Leira's nails scraped harder, her legs kicking weakly. Her breath came in strangled wheezes, each one shorter than the last.

"You kept her from me for months while she carried my child," Malec continued, his grip tightening fractionally. "While she needed my blood, my protection. You left false trails, fed me lies, watched me go insane searching for her."

Leira's face darkened from red to purple. Her eyes bulged slightly, tears streaming down her cheeks from the pressure. Her mouth worked soundlessly, trying to pull in air that wouldn't come.

"You let me spiral so far into madness that I gave my essence to another just to get her back." His voice cracked on the word, raw with self-loathing. "And you sat there from your perch, watching and enjoying it."

Her struggles grew weaker. Her hands stopped clawing, began to slip down his arm.

“You stood by and ordered strangers to force poison between her lips, allowed them to wrench her body into labor before it was prepared. She bled at the brink of death while bringing my son into this world.” His gaze fixed on hers, merciless and unyielding.

“For what purpose? Tell me what sin of mine demanded a price like that.”

Leira's eyes began to roll back.

"Malec!" Surin moved forward, hands raised. "Let her go. Inter-familial murder will destroy you. Is she worth that?"

Malec didn't release her, did not even look at his father.

Leira's body went limp in his grip, her hands falling to her sides.

Then, as suddenly as he'd grabbed her, he let go.

She crumpled to the floor, collapsing onto her hands and knees.

Harsh, rattling gasps tore from her throat as her lungs dragged in air.

She coughed violently, her whole body convulsing with the effort.

Surin rushed to her side, kneeling, checking her throat, her pulse.

He didn't condemn Malec but nor did he defend Leira either.

Just assessed the damage with clinical precision.

Malec stood over them both, chest heaving, fists still clenched.

“I always understood what you were,” he said, his voice trembling despite his effort to steady it.

“I knew there was nothing sacred left in you. But how could you sit there, draped in talk of legacy and bloodlines, while your own son writhed beneath it?” The control he clung to splintered, his voice breaking free in a surge of fury and hurt.

“Tell me what I have done that warrants such cruelty! WHAT?”

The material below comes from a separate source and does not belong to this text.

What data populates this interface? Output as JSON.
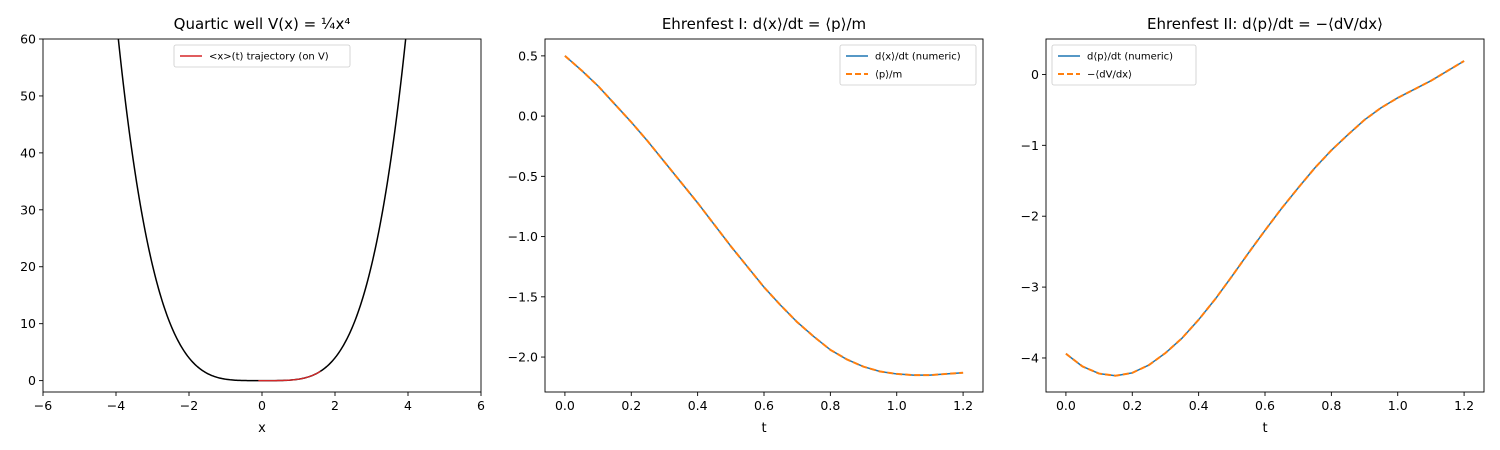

Leira lifted her head slowly, one hand pressed to her bruised throat. When she spoke, her voice was hoarse, broken, but holding more pain and truth than he had ever heard from her.

"I did not do this to you."

Her gaze moved to Surin, who still knelt beside her.

"I was doing it to him."

Surin's hand froze on her shoulder.

She shoved it away violently, pushing herself up onto unsteady legs. "I wanted him to suffer. To feel the pain, even if it's only a fraction of what he put me through."